I decided to hit the water before the Cowboy's game on Sunday to do a little fly fishing. I left the house around 8. I was amazed that there was barely any trailers at Bluff's Landing. First stop was KRS and there was some bait present but along with the bait there was a ton of floating grass. Ran over to some flats near Pure oil and nothing. Stopped at some flats I usually do pretty good on redfish and it just didn't look to good, so headed close to Pita. It's a spot I fished a ton back in the day but with the boat traffic now it's a main traffic lane. Luckily there was no traffic on Sunday. Around 11:00 a feeding frenzy started. We caught quite a few trout, skippies, small reds, perch and several small jackfish. Here's my biggest trout to date on the fly. Just a hair under 25. It's a bad pic she actually had some girth to her.


----------



## corpus shorty (Oct 31, 2007)

Good Stuff !


----------



## flynut (Jun 30, 2009)

congrats! nice fish and video too


----------



## flyfishingmike (Nov 26, 2010)

Awesome . . . . got my heart pumping just watching you fight that big trout. Glad you had some company to witness the event. Way to go.
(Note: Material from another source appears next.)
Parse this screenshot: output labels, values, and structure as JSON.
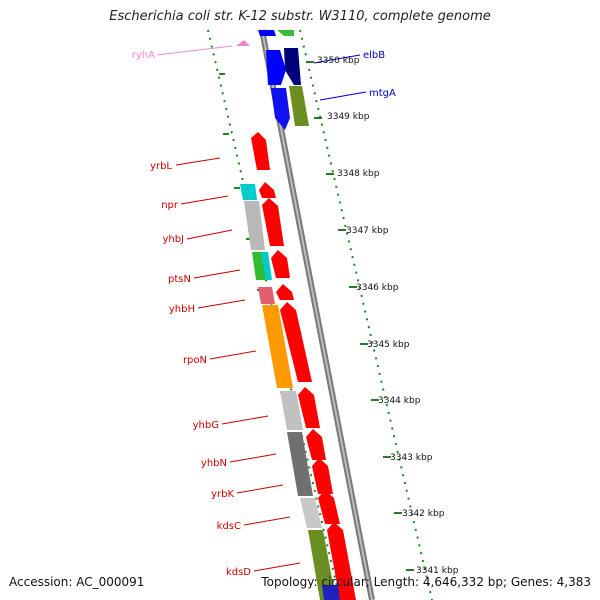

What fly were you using?? Clouser . . . . spoon fly . . . . ???


----------



## robdog (May 10, 2006)

I just had bought some red deer to try out and it was the first time I have ever spun deer hair. I spun the head and used white bucktail behind it with a little flash for a tail. I threw an awesome little wake and it was destroyed by days end.


----------



## craftkr (May 24, 2012)

Nice size trout, and Sunday was nice.. not allot of boat traffic around in Redfish bay either.


----------



## Auer Power (Jun 16, 2009)

You couldn't have picked a better song... Congrats!


----------



## OffshoreChris (Oct 13, 2010)

Awesome


----------



## NWcurlew (Mar 9, 2012)

Dude thats awesome! I really need to break out the fly rod more often when I am down there!!!


----------



## 535 (May 23, 2004)

Sweet!


----------



## SaltMan (Jun 15, 2012)

Awesome Spec! Were you filming with a Go Pro?


----------